Involvement of F-actin in chaperonin-containing t-complex 1 beta regulating mouse mesangial cell functions in a glucose-induction cell model

Abstract

The aim of this study is to investigate the role of chaperonin-containing t-complex polypeptide 1 beta (CCT2) in the regulation of mouse mesangial cell (mMC) contraction, proliferation, and migration with filamentous/globular-(F/G-) actin ratio under high glucose induction. A low CCT2 mMC model induced by treatment of small interference RNA was established. Groups with and without low CCT2 induction examined in normal and high (H) glucose conditions revealed the following major results: (1) low CCT2 or H glucose showed the ability to attenuate F/G-actin ratio; (2) groups with low F/G-actin ratio all showed less cell contraction; (3) suppression of CCT2 may reduce the proliferation and migration which were originally induced by H glucose. In conclusion, CCT2 can be used as a specific regulator for mMC contraction, proliferation, and migration affected by glucose, which mechanism may involve the alteration of F-actin, particularly for cell contraction.

Figure 1

Optimal ratio between transfection reagent (TR) and volume of siRNA (TR-to-siRNA) for a low CCT2 mouse mesangial cell (mMC) model. The volume of TR was fixed at 6 ul, and transfection was performed with varying volumes of CCT2 siRNA. Representative plots show (a) western blotting used for the expression of CCT2 in mMC treated by TR only and TR plus CCT2siRNA at the ratios of 6 : 2, 6 : 4, and 6 : 6 and (b) the normalized CCT2 expression against GAPDH for above groups, in which group 6 : 2 displays an ideal suppressive effect on CCT2 and was chosen for subsequent experiments. *P < 0.05 versus group TR.

Figure 2

CCT2 and F/G-actin ratios in the CCT2 cell model with and without high glucose induction. The TR-to-siRNA ratio of 6 : 2 was used for the CCT2 knockdown experiment with evaluation of F/G-actin ratio on six designated groups. Representative plots show (a1) western blotting CCT2 expression and (a2) the normalized CCT2 expression against GAPDH for the six groups, in which induction of CCT2 expression was observed with high glucose group of transfection reagent (TR pH) and scramble siRNA (CsiRNA pH) and reduction of CCT2 expression was with normal glucose group (CCT2siRNA pN) and high glucose group (CCT2siRNA pH) of siRNA as compared to control group (TR pN). *Denotes P < 0.05 versus group TR pN. Under the same conditions, changes of the F/G-actin ratio were investigated with four subtly designated groups. As representative plot (b1) shows the expression of F- and G-actins responding to the four conditions, and plot (b2) shows the ratios of F-actin and G-actin expressed in the four conditions.
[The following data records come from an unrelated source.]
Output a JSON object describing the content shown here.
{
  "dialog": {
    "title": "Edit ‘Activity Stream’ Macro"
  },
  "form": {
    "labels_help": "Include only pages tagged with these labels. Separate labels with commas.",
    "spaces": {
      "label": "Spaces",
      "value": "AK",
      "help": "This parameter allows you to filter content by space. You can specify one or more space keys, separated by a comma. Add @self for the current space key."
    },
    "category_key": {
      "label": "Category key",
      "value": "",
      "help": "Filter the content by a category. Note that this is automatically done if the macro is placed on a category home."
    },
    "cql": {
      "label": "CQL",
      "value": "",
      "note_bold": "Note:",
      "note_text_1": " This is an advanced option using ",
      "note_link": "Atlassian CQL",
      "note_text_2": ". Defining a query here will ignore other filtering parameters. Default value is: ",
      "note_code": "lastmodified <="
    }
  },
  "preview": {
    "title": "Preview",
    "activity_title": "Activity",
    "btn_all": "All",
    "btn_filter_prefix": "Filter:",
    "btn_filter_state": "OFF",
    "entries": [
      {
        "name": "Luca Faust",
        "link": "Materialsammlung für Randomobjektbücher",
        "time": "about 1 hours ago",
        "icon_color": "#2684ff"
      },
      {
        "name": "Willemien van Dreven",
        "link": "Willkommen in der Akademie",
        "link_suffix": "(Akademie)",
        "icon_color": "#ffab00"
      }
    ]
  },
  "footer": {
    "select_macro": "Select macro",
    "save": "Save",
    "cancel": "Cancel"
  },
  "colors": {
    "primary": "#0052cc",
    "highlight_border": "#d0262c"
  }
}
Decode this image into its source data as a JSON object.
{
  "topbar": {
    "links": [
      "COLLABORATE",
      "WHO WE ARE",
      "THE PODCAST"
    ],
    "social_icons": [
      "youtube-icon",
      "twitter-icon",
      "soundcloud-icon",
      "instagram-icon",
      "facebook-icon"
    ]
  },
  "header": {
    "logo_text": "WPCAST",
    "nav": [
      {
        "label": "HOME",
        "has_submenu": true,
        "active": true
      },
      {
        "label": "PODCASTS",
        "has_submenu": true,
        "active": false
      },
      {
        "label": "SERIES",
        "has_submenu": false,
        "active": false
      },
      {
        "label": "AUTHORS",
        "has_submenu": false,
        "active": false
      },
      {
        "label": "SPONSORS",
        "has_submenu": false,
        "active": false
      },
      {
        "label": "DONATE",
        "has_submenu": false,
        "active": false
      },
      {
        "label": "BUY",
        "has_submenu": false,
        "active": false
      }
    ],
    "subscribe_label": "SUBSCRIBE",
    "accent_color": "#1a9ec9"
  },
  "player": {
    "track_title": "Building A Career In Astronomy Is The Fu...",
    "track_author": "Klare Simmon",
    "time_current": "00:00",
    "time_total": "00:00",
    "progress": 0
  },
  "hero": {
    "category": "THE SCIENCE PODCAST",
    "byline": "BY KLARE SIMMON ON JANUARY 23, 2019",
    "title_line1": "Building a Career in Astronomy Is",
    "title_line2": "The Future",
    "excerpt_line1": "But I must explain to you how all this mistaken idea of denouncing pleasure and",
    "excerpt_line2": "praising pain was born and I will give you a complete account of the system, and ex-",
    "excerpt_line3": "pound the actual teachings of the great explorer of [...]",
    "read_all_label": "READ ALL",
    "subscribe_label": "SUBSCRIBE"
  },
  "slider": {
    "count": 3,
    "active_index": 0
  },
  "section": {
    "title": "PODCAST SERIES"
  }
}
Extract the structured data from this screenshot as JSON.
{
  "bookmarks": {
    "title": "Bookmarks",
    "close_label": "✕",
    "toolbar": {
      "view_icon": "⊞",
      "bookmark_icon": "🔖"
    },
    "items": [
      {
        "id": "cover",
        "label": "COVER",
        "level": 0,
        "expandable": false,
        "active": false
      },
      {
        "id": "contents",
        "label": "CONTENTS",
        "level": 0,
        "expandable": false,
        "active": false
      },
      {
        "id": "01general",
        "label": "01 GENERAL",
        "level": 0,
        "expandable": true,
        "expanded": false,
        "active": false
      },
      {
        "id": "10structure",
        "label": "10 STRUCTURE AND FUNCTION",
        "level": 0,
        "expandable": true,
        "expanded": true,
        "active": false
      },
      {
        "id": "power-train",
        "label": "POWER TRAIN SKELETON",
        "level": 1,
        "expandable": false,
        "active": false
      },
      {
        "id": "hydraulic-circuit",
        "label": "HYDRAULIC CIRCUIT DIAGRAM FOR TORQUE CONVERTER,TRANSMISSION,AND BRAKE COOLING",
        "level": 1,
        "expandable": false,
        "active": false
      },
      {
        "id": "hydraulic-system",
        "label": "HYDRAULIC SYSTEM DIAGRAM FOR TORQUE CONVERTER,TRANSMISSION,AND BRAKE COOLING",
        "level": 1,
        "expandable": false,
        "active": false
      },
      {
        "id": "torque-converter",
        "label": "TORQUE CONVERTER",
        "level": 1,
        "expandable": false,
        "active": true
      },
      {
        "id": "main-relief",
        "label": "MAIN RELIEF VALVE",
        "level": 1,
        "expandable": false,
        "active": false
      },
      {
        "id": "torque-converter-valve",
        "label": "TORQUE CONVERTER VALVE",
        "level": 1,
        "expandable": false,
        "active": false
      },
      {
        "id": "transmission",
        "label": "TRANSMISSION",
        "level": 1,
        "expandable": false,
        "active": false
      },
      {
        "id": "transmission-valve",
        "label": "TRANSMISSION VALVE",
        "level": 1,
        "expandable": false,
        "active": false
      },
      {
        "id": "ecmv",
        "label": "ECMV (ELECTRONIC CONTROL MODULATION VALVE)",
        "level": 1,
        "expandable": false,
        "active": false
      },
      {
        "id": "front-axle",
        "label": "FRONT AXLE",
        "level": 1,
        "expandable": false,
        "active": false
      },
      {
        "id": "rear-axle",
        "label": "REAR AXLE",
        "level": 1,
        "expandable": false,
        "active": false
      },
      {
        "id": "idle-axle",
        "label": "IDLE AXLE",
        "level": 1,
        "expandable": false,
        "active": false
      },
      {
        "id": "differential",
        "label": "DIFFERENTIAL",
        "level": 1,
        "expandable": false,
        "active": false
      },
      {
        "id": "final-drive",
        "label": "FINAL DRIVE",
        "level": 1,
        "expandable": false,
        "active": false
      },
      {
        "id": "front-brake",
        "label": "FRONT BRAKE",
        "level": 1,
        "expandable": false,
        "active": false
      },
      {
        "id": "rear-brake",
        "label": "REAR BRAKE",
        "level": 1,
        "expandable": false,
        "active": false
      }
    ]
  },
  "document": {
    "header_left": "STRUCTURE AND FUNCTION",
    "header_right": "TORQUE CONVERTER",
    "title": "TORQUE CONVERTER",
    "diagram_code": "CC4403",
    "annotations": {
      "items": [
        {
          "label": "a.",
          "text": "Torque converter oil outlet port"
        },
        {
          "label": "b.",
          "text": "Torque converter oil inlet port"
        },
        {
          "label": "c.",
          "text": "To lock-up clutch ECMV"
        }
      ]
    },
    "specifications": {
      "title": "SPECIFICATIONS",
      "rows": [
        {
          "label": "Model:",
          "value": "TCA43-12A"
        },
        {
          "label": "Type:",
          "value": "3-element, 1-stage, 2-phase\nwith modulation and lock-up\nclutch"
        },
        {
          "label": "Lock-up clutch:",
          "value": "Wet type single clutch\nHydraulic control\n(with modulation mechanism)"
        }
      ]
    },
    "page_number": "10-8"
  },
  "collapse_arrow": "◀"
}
Compared to control group CsiRNA pN, the decrease of F/G-actin ratio was observed for all experimental groups *P < 0.05.

Figure 3

Change of cell contraction, F/G-actin ratio, and arrangement of F-actin in the CCT2 cell model with and without glucose stimulation. Four designated conditions varying in culture medium containing CCT2 or scramble siRNA were used to study the changes of the planar areas of mMC in response to 1 μM PMA stimulation. Representative plots show (a) the morphological changes of mMC (magnification 250x) before (0 min) and after (60 min) PMA treatment and (b) the degrees of cell contraction recorded at 10-min intervals. As group CsiRNA pN exhibited the highest contractility with 40–50% planar area reduction at 60 min, the other groups disclosed lower contractility 30 min after PMA stimulation, whereas n denotes the number of cells and ∗ represents P < 0.05 versus CsiRNA pN. Changes in actin were studied in the same conditions. Representative pictures show (c) the immunohistochemical blotting of actin in mMC with highlighting F-actin (green) and nuclei (blue) and (d) the change of F/G-actin ratio before and after PMA stimulation, in which a similar pattern persisted for the four groups.

Figure 4

Change of cell proliferation, migration, F/G-actin ratio, and arrangement of F-actin in CCT2 cell model with and without high glucose stimulation. The same four designated groups in previous experiments were studied with high and normal glucose cultured for 24 hrs. Then, wound healing assay was performed to evaluate mMC migration. Representative pictures show (a) the images of mMC migration to close the wound, (b) the rate of migration, and (c) the rate of proliferation during the 12 hr testing interval. Group CsiRNA pH exhibited the highest migration activity among these groups. These experiments were performed in triplicate, and the rate of migration activity was calculated as %  = (area at 0 hr–area at 12 hr)/area at 0 hr. Changes in actin were also studied. Representative pictures show (d) the immunohistochemical blotting of actin with highlighting F-actin (green) and nuclei (blue) and (e) the change of F/G-actin ratio during the migration testing interval. As seen, a similar pattern of no significant change was observed across the four groups.